Hopes of burying those Salford demons had been dashed and the current form now reads just the one point from the last three games.

They could put a strong case for winning the last two – but if you don’t take your chances …

And that is the real bugbear for Adams. His team’s play was good enough up to the final third but it’s in there where it really matters that City are suddenly lacking.

The post-match twitchiness on Twitter was predictable. Three blanks in four – if you count the Papa John’s Trophy – raises inevitable concerns about the goalscoring capabilities of this team.

Lee Angol’s absence looks a bigger one with each game.
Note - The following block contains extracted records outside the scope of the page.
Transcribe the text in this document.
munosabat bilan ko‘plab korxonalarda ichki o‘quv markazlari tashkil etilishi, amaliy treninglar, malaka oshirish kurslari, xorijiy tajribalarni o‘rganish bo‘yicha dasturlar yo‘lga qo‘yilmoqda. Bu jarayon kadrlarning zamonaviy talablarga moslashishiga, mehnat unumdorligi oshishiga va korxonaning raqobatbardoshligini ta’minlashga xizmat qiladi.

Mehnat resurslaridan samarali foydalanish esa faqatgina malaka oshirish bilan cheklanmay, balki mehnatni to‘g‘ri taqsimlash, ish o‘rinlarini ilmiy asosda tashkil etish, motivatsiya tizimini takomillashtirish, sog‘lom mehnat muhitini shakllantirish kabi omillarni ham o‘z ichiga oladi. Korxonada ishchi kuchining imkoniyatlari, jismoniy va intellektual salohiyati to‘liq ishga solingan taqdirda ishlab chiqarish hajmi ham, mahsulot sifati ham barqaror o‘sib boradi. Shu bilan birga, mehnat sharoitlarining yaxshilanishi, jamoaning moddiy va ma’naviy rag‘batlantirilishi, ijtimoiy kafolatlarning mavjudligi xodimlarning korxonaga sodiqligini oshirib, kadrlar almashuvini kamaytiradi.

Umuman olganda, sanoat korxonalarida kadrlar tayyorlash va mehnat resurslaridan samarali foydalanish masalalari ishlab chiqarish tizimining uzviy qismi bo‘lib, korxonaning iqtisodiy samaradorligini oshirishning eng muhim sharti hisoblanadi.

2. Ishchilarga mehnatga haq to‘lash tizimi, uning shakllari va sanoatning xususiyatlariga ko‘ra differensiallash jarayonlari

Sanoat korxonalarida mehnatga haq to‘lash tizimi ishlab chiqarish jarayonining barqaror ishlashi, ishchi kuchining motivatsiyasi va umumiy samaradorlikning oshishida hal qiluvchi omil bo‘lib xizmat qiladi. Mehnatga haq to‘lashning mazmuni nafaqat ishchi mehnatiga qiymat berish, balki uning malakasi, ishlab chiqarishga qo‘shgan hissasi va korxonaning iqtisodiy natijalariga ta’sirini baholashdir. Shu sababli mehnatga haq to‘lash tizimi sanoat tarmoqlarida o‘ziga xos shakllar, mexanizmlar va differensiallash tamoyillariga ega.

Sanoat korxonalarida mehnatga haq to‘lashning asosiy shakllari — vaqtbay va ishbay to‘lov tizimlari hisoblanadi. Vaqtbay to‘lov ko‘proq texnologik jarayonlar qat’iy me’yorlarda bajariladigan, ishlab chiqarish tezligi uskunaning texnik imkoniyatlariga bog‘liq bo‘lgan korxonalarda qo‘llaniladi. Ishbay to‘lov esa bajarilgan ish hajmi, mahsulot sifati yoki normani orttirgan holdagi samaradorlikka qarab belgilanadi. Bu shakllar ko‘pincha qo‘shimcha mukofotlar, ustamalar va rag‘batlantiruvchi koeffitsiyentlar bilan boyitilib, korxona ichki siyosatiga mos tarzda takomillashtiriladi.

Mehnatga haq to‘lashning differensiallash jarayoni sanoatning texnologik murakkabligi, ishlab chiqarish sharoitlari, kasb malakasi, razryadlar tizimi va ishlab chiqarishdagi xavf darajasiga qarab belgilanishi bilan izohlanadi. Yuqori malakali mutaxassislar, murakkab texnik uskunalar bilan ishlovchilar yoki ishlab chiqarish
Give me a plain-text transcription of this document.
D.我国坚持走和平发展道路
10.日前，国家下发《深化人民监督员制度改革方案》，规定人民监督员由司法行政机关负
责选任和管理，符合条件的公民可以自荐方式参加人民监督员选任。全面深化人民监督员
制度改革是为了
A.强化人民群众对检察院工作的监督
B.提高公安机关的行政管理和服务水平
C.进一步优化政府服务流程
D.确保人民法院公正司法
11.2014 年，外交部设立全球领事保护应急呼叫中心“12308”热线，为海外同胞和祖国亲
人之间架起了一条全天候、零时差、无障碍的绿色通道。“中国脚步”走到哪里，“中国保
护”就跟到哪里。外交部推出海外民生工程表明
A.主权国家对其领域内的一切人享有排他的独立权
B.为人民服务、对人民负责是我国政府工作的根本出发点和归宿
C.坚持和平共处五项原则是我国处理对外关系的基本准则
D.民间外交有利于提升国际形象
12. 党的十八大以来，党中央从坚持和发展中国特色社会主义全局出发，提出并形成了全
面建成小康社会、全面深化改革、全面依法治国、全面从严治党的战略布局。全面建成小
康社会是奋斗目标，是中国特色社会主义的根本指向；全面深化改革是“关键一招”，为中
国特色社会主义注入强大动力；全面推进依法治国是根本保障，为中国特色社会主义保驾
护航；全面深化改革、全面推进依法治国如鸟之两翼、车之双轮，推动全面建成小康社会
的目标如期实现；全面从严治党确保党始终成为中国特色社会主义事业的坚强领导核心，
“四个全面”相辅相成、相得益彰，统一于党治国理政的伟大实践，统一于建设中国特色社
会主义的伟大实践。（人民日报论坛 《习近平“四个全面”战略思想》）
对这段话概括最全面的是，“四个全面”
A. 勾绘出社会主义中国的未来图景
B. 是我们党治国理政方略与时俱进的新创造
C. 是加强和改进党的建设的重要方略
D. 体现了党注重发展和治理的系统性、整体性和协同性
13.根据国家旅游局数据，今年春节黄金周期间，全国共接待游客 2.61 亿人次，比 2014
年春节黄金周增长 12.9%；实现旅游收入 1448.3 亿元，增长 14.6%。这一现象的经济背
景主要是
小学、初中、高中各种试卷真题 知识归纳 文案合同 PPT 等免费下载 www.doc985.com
Thankfully that operation isn’t needed because he cannot get back in the mix soon enough given the way he had started.

Cook valiantly tried to do the work of two men in his lone front role but regularly found himself fighting both centre halves.

Had Cook converted that header, you would have expected City to go on and clinch the victory against a Salford side who currently don’t look a patch on last season.

But then there were others around him who could have done better – Callum Cooke bending a shot wide, Evans not getting the right connection on a header, Watt skying from the edge of the box.

Attempts were blocked, crosses flew behind their intended targets, flashes of promise came to nothing.

That is the story in recent weeks and Adams looked pretty cheesed off going into Groundhog-Day mode about the opportunities currently slipping through their fingers.

He had been deep in conversation with Bowyer for a good 10 minutes before the game, City managers past and present with a common understanding of the huge pressure that will always accompany the position while the club languish at this level.

The 1,299-strong backing that filled one end accounted for almost half of the total gate. But that support naturally comes with expectation.

The Valley Parade fanbase has united behind the appointment of Adams, a strong hand at the helm with an impressive track record of success.

But, as Bowyer could tell him, the honeymoon period does not last forever.

“We didn’t deserve to come away with no points – we probably deserved the three on the chance we’ve had,” said Adams.

“The problem for a manager is that you’re only judged on wins, not chances. We need to be more clinical.

“We’ve dominated the last two games and created nearly 40 chances. That tells you we haven’t been able to finish off the opposition.”

And Lund’s bundling postscript made it another pointless trip across the Pennines. Some things, it seems, never change.